Delapan penerbangan antara Australia dan Bali dibatalkan pada Jumat, 21 Maret 2025. Pembatalan ini disebabkan oleh letusan Gunung Lewotobi Laki-laki di Flores Timur, Nusa Tenggara Timur (NTT).
Erupsi Gunung Lewotobi Laki-laki dan Dampaknya terhadap Penerbangan
Tujuh penerbangan Jetstar dan satu penerbangan AirAsia Berhad Malaysia terdampak. General Manager Bandara Internasional I Gusti Ngurah Rai, Ahmad Syaugi Shahab, menyatakan pembatalan bersifat sementara.
Pihak bandara memprediksi penerbangan akan kembali normal sekitar pukul 15.00 WITA. Namun, prediksi ini bergantung pada pemantauan terus menerus terhadap aktivitas vulkanik dan arah angin.
Situasi di Bandara Ngurah Rai sendiri masih berjalan normal. Namun, penumpang diimbau untuk mengecek jadwal penerbangan mereka melalui maskapai masing-masing.
Koordinasi antara Bandara Ngurah Rai dan instansi terkait terus dilakukan. Hal ini penting untuk memantau perkembangan letusan Gunung Lewotobi Laki-laki dan dampaknya terhadap penerbangan.
Status Gunung Lewotobi Laki-laki dan Dampak Luas
Gunung Lewotobi Laki-laki telah dinaikkan statusnya menjadi level IV (Awas) pada Kamis, 20 Maret 2025, pukul 22.30 WITA. Hal ini dikonfirmasi oleh Kepala Bidang Kedaruratan dan Logistik BPBD Flores Timur, Avi Manggota Hallan.

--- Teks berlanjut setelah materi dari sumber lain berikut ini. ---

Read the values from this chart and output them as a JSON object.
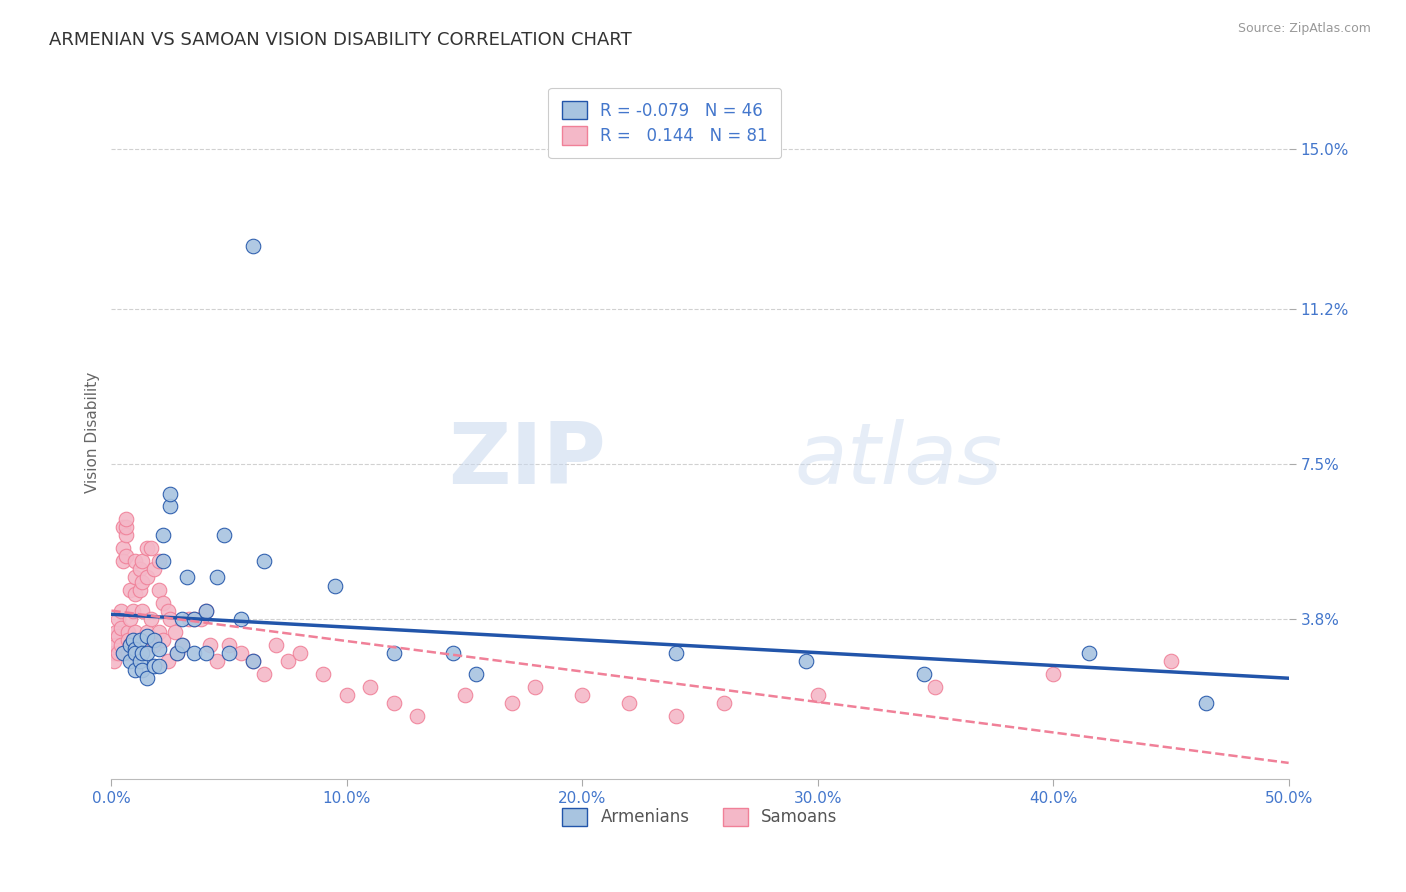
{
  "title": "ARMENIAN VS SAMOAN VISION DISABILITY CORRELATION CHART",
  "source": "Source: ZipAtlas.com",
  "ylabel": "Vision Disability",
  "xlim": [
    0.0,
    0.5
  ],
  "ylim": [
    0.0,
    0.165
  ],
  "xtick_labels": [
    "0.0%",
    "10.0%",
    "20.0%",
    "30.0%",
    "40.0%",
    "50.0%"
  ],
  "xtick_vals": [
    0.0,
    0.1,
    0.2,
    0.3,
    0.4,
    0.5
  ],
  "ytick_labels": [
    "3.8%",
    "7.5%",
    "11.2%",
    "15.0%"
  ],
  "ytick_vals": [
    0.038,
    0.075,
    0.112,
    0.15
  ],
  "armenian_color": "#a8c4e0",
  "samoan_color": "#f4b8c8",
  "armenian_line_color": "#2255aa",
  "samoan_line_color": "#f08098",
  "background_color": "#ffffff",
  "grid_color": "#cccccc",
  "legend_r_armenian": "-0.079",
  "legend_n_armenian": "46",
  "legend_r_samoan": "0.144",
  "legend_n_samoan": "81",
  "title_color": "#333333",
  "axis_color": "#4477cc",
  "armenian_x": [
    0.005,
    0.008,
    0.008,
    0.009,
    0.01,
    0.01,
    0.01,
    0.012,
    0.012,
    0.013,
    0.013,
    0.015,
    0.015,
    0.015,
    0.018,
    0.018,
    0.02,
    0.02,
    0.022,
    0.022,
    0.025,
    0.025,
    0.028,
    0.03,
    0.03,
    0.032,
    0.035,
    0.035,
    0.04,
    0.04,
    0.045,
    0.048,
    0.05,
    0.055,
    0.06,
    0.06,
    0.065,
    0.095,
    0.12,
    0.145,
    0.155,
    0.24,
    0.295,
    0.345,
    0.415,
    0.465
  ],
  "armenian_y": [
    0.03,
    0.032,
    0.028,
    0.033,
    0.031,
    0.03,
    0.026,
    0.033,
    0.028,
    0.03,
    0.026,
    0.034,
    0.03,
    0.024,
    0.033,
    0.027,
    0.031,
    0.027,
    0.052,
    0.058,
    0.065,
    0.068,
    0.03,
    0.038,
    0.032,
    0.048,
    0.038,
    0.03,
    0.04,
    0.03,
    0.048,
    0.058,
    0.03,
    0.038,
    0.127,
    0.028,
    0.052,
    0.046,
    0.03,
    0.03,
    0.025,
    0.03,
    0.028,
    0.025,
    0.03,
    0.018
  ],
  "samoan_x": [
    0.001,
    0.001,
    0.002,
    0.002,
    0.003,
    0.003,
    0.003,
    0.004,
    0.004,
    0.004,
    0.005,
    0.005,
    0.005,
    0.006,
    0.006,
    0.006,
    0.006,
    0.007,
    0.007,
    0.007,
    0.008,
    0.008,
    0.008,
    0.009,
    0.009,
    0.01,
    0.01,
    0.01,
    0.01,
    0.012,
    0.012,
    0.013,
    0.013,
    0.013,
    0.015,
    0.015,
    0.015,
    0.017,
    0.017,
    0.018,
    0.018,
    0.02,
    0.02,
    0.02,
    0.022,
    0.022,
    0.024,
    0.024,
    0.025,
    0.027,
    0.028,
    0.03,
    0.033,
    0.035,
    0.038,
    0.04,
    0.042,
    0.045,
    0.05,
    0.055,
    0.06,
    0.065,
    0.07,
    0.075,
    0.08,
    0.09,
    0.1,
    0.11,
    0.12,
    0.13,
    0.15,
    0.17,
    0.18,
    0.2,
    0.22,
    0.24,
    0.26,
    0.3,
    0.35,
    0.4,
    0.45
  ],
  "samoan_y": [
    0.03,
    0.028,
    0.035,
    0.032,
    0.038,
    0.034,
    0.03,
    0.04,
    0.036,
    0.032,
    0.06,
    0.055,
    0.052,
    0.058,
    0.06,
    0.062,
    0.053,
    0.035,
    0.033,
    0.03,
    0.045,
    0.038,
    0.032,
    0.04,
    0.033,
    0.052,
    0.048,
    0.044,
    0.035,
    0.05,
    0.045,
    0.052,
    0.047,
    0.04,
    0.055,
    0.048,
    0.035,
    0.055,
    0.038,
    0.05,
    0.032,
    0.052,
    0.045,
    0.035,
    0.042,
    0.033,
    0.04,
    0.028,
    0.038,
    0.035,
    0.03,
    0.032,
    0.038,
    0.038,
    0.038,
    0.04,
    0.032,
    0.028,
    0.032,
    0.03,
    0.028,
    0.025,
    0.032,
    0.028,
    0.03,
    0.025,
    0.02,
    0.022,
    0.018,
    0.015,
    0.02,
    0.018,
    0.022,
    0.02,
    0.018,
    0.015,
    0.018,
    0.02,
    0.022,
    0.025,
    0.028
  ],
  "watermark_zip": "ZIP",
  "watermark_atlas": "atlas",
  "title_fontsize": 13,
  "label_fontsize": 11,
  "tick_fontsize": 11
}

Abu vulkanis dari letusan juga telah berdampak pada Bandara Komodo di Labuan Bajo. Penerbangan AirAsia rute Denpasar-Labuan Bajo mengalami penundaan pada Jumat pagi.
Dampak letusan Gunung Lewotobi Laki-laki tidak hanya terbatas pada pembatalan penerbangan. Masyarakat di sekitar gunung juga perlu waspada terhadap potensi bahaya lain yang mungkin ditimbulkan oleh erupsi. Pemerintah setempat tentunya telah melakukan upaya mitigasi bencana untuk meminimalisir kerugian.
Penting bagi semua pihak untuk tetap mengikuti informasi resmi dari pemerintah dan instansi terkait. Semoga situasi segera membaik dan aktivitas penerbangan dapat kembali normal sepenuhnya. Informasi terkini akan terus dipantau dan diupdate.